O germe da teoria constitucional se deu em torno do poder constituinte (Seyès/Negri) [49], concebendo este como um poder de fato, extranormativo, fluido, ilimitado, incondicionado que faz irromper o novo sempre que for capaz de aglutinar um grupo em torno uma idéia e suplantar resistências contrárias, conceito este caro até nossos dias. A Constituição, por sua vez, cristaliza essas idéias e valores e as consolida num documento que passa a ser sua ordem jurídico-política.

O poder constituinte, desde as revoluções francesa e americana, tiveram na nação e, posteriormente, no povo, a fonte de tal soberania e, numa Constituição Cosmopolita, se vai além desse conceito, deslocando-o para ‘pessoa humana’ e ‘comunidades’, podendo elas agir isoladas ou em comunidades, grupos de interesse, locais e globais, dependendo de seus objetivos e mudanças sociais que buscarão implementar.

Assim, busca-se ir além do conceito de ‘povo’, naquele sentido defendido por Friedrich Müeller [50], como povo ativo, encarnado num ‘container social’ (Beck) que participa dos destinos da comunidade localizada e se dá uma ordem normativa. O Poder Constituinte Cosmopolita opera com várias ordens normativas e se agrega em comunidades e grupos de interesse, mas não na busca de amesquinhar os grupos e comunidades adversárias, mas com vistas à busca das melhores alternativas para emancipar, libertar e construir grupos e comunidades sustentáveis, agradáveis, reconfortantes.

Esse poder constituinte está umbilicalmente ligado à democracia radical (Mouffe), o que significa que será exercido pela ampliação das formas de participação direta (Internet e todos os demais meios de comunicação que a facilitem), como também pela representação parlamentar, exigindo-se a representação de todas as pessoas, povos e comunidades do planeta.

Esse Poder Constituinte Cosmopolita será eleito mediante a candidatura dos interessados e capacitados para os temas objeto de deliberação e serão escolhidos diretamente pelas pessoas de todo o mundo. O número de constituintes será paritário, para todos os Estados.

Os eleitores terão acesso prévio e amplo sobre os serviços prestados por esses pretensos constituintes, com vistas a ter informações suficientes à realização de uma votação consciente e informada.

A votação será realizada por meio da rede mundial de computadores, bem como pelos meios tradicionais (cédulas) para as comunidades que não dispuserem de tal tecnologia, remetendo-se os votos à ONU para que sejam agregados aos votos realizados pela Internet.

Todos os Estados terão o mesmo número de representantes constituintes, para que os Estados ricos e poderosos não oprimam os mais pobres e hipossuficientes em tecnologia, informação, ciência, etc. e todos possam deliberar em igualdade de condições.

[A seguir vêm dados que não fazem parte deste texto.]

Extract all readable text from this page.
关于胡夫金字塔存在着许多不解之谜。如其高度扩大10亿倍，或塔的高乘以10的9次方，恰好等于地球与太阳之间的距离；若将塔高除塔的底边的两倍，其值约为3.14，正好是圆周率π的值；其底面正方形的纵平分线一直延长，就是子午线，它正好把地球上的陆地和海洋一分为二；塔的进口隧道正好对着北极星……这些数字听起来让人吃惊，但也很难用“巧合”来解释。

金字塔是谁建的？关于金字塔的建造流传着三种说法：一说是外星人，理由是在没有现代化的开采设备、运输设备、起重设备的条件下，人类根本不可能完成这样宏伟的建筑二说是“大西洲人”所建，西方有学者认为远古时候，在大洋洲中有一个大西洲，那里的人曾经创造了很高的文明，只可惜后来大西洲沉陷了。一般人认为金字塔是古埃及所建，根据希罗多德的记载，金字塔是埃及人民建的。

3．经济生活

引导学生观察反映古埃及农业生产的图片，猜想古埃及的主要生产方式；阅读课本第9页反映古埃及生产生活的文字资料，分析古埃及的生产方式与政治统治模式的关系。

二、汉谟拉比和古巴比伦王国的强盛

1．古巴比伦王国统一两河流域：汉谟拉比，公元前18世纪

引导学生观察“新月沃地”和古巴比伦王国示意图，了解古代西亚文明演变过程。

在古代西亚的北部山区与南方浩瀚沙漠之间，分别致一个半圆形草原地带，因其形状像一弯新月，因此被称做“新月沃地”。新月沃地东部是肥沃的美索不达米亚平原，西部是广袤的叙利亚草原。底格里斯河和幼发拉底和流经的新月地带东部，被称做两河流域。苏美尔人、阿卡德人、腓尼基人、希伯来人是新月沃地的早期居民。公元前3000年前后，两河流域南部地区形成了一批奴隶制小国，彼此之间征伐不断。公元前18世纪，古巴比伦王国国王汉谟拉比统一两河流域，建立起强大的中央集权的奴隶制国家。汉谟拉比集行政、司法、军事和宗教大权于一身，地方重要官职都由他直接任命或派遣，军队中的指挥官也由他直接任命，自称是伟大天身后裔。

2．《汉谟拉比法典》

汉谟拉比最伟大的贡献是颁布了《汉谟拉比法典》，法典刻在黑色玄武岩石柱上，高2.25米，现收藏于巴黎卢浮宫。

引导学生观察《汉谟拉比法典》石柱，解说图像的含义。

Esses constituintes elaborarão a Constituição Cosmopolita, mediante o apoio logístico da ONU e de seus Estados nacionais, tendo previamente escolhidos os temas sobre os quais haverá deliberação. Concretizada a deliberação e elaborada a Constituição, estará exaurido esse poder constituinte eleito, permanecendo, porém, o originário, que deverá continuar levando suas demandas às suas comunidades locais, regionais, Estaduais (Estados nacionais) microrregionais (e.g. Mercosul), consolidando-as na ONU, e assim, poderão deliberar ou recomendar a eleição de novo poder constituinte para deliberar sobre temas que deverão ser incorporados à Constituição Cosmopolita.

A reformulação democrática da ONU deverá contar com a participação de todos os Estados, em igualdade de condições, inclusive no Conselho de Segurança.

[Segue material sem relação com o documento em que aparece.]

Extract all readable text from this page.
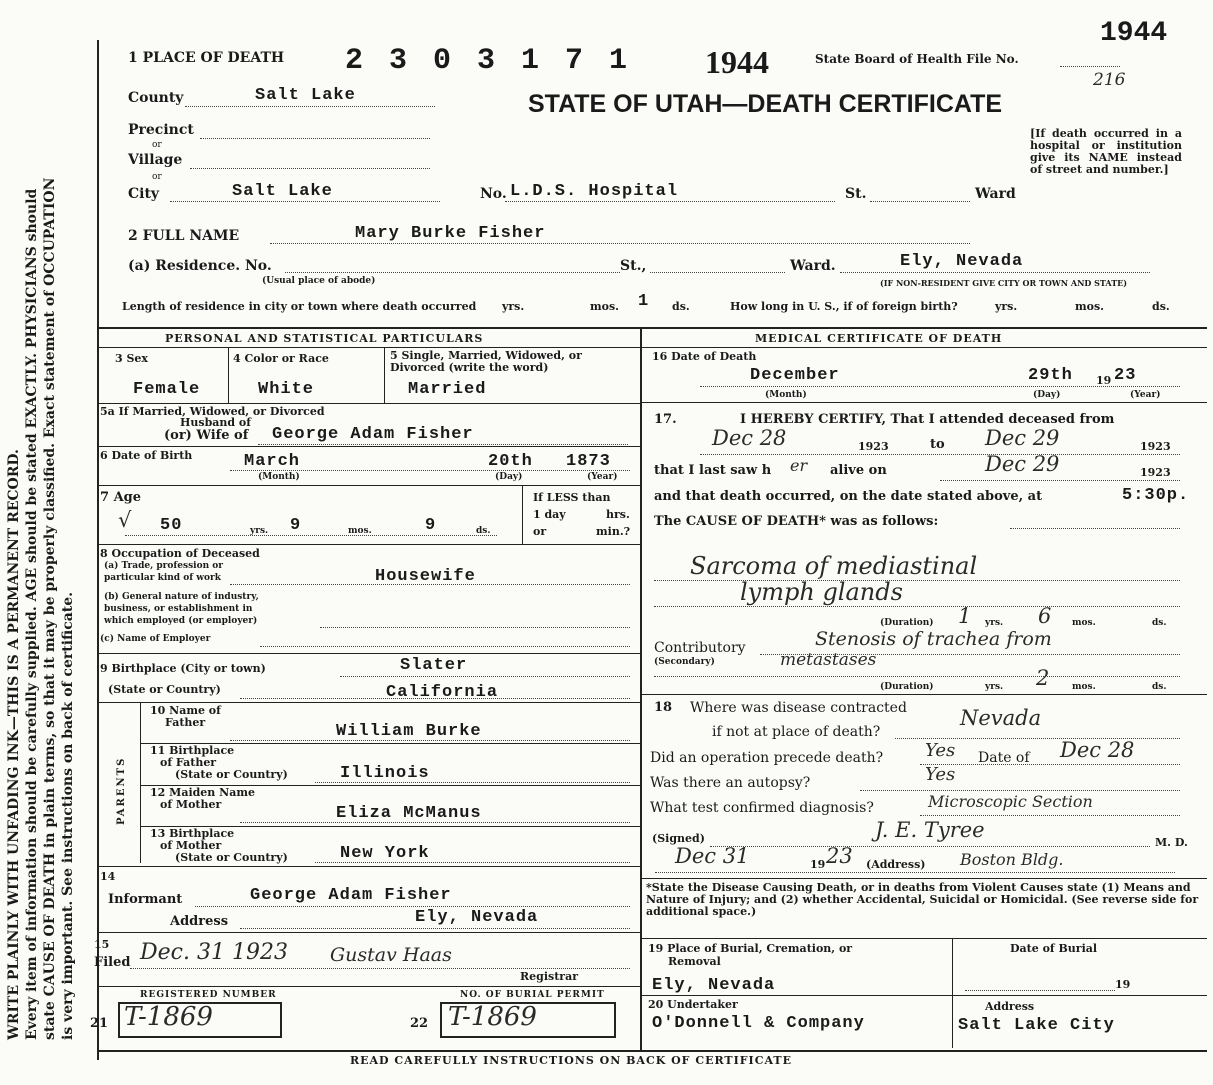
WRITE PLAINLY WITH UNFADING INK—THIS IS A PERMANENT RECORD. Every item of information should be carefully supplied. AGE should be stated EXACTLY. PHYSICIANS should state CAUSE OF DEATH in plain terms, so that it may be properly classified. Exact statement of OCCUPATION is very important. See instructions on back of certificate.
1 PLACE OF DEATH 2 3 0 3 1 7 1 1944	State Board of Health File No.
216
1944
STATE OF UTAH—DEATH CERTIFICATE
County	Salt Lake
Precinct
or
Village
or
City	Salt Lake	No. L.D.S. Hospital	St.	Ward
[If death occurred in a hospital or institution give its NAME instead of street and number.]
2 FULL NAME	Mary Burke Fisher
(a) Residence. No.
(Usual place of abode)
St.,	Ward.	Ely, Nevada
(IF NON-RESIDENT GIVE CITY OR TOWN AND STATE)
Length of residence in city or town where death occurred yrs.	mos. 1 ds.	How long in U. S., if of foreign birth?	yrs.	mos.	ds.
PERSONAL AND STATISTICAL PARTICULARS	MEDICAL CERTIFICATE OF DEATH
3 Sex
Female
4 Color or Race
White
5 Single, Married, Widowed, or Divorced (write the word)
Married
5a If Married, Widowed, or Divorced
Husband of
(or) Wife of George Adam Fisher
6 Date of Birth	March	20th 1873
(Month)	(Day)	(Year)
7 Age
√ 50	yrs. 9	mos.	9	ds.
If LESS than
1 day	hrs.
or	min.?
8 Occupation of Deceased
(a) Trade, profession or
particular kind of work	Housewife
(b) General nature of industry,
business, or establishment in
which employed (or employer)
(c) Name of Employer
9 Birthplace (City or town)	Slater
(State or Country)	California
PARENTS
10 Name of
Father	William Burke
11 Birthplace
of Father
(State or Country)	Illinois
12 Maiden Name
of Mother	Eliza McManus
13 Birthplace
of Mother
(State or Country)	New York
14
Informant	George Adam Fisher
Address	Ely, Nevada
15
Filed Dec. 31 1923 Gustav Haas
Registrar
REGISTERED NUMBER
21 T-1869
NO. OF BURIAL PERMIT
22 T-1869
16 Date of Death
December	29th 19 23
(Month)	(Day)	(Year)
17.	I HEREBY CERTIFY, That I attended deceased from
Dec 28	1923	to Dec 29	1923
that I last saw h er alive on	Dec 29	1923
and that death occurred, on the date stated above, at	5:30p.
The CAUSE OF DEATH* was as follows:
Sarcoma of mediastinal
lymph glands
(Duration) 1 yrs. 6 mos.	ds.
Contributory
(Secondary)
Stenosis of trachea from
metastases
(Duration)	yrs. 2	mos.	ds.
18 Where was disease contracted
if not at place of death?
Nevada
Did an operation precede death? Yes Date of Dec 28
Was there an autopsy?	Yes
What test confirmed diagnosis?	Microscopic Section
(Signed)	J. E. Tyree
M. D.
Dec 31	19 23 (Address) Boston Bldg.
*State the Disease Causing Death, or in deaths from Violent Causes state (1) Means and Nature of Injury; and (2) whether Accidental, Suicidal or Homicidal. (See reverse side for additional space.)
19 Place of Burial, Cremation, or
Removal
Ely, Nevada
Date of Burial
19
20 Undertaker
O'Donnell & Company
Address
Salt Lake City
READ CAREFULLY INSTRUCTIONS ON BACK OF CERTIFICATE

Elaborada a Constituição, o controle de constitucionalidade será exercido pela ONU reformulada, a partir da fusão da estrutura e instituições da ONU e da União Européia. A estrutura atual da ONU está assim assentada:

a)Assembléia Geral;

b)Conselho de Segurança;

c)Conselho Econômico e Social;

d)Conselho de Tutela;

e)Corte Internacional de Justiça;

f)Secretariado.

Instrumentaliza essa estrutura uma série de organismos subsidiários, programas e órgãos, institutos de estudo e pesquisa, comissões orgânicas, regionais, órgãos conexos, organismos especializados.

Por sua vez, a União Européia não é uma federação como os Estados Unidos, mas é formada por 27 Estados Membros de nações soberanas e independentes, que exercem sua soberania em comum para adquirir um poder e influência no cenário internacional em que nenhum deles isoladamente é capaz.

As três principais instituições detentoras de poder de decisão são:

a)O Parlamento Europeu, que representa os cidadãos europeus cujos membros são eleitos por sufrágio universal direto;

b)O Conselho da União Européia que representa os Estados Membros;

c)A Comissão Européia que tem por missão defender os interesses da União e de seus parceiros.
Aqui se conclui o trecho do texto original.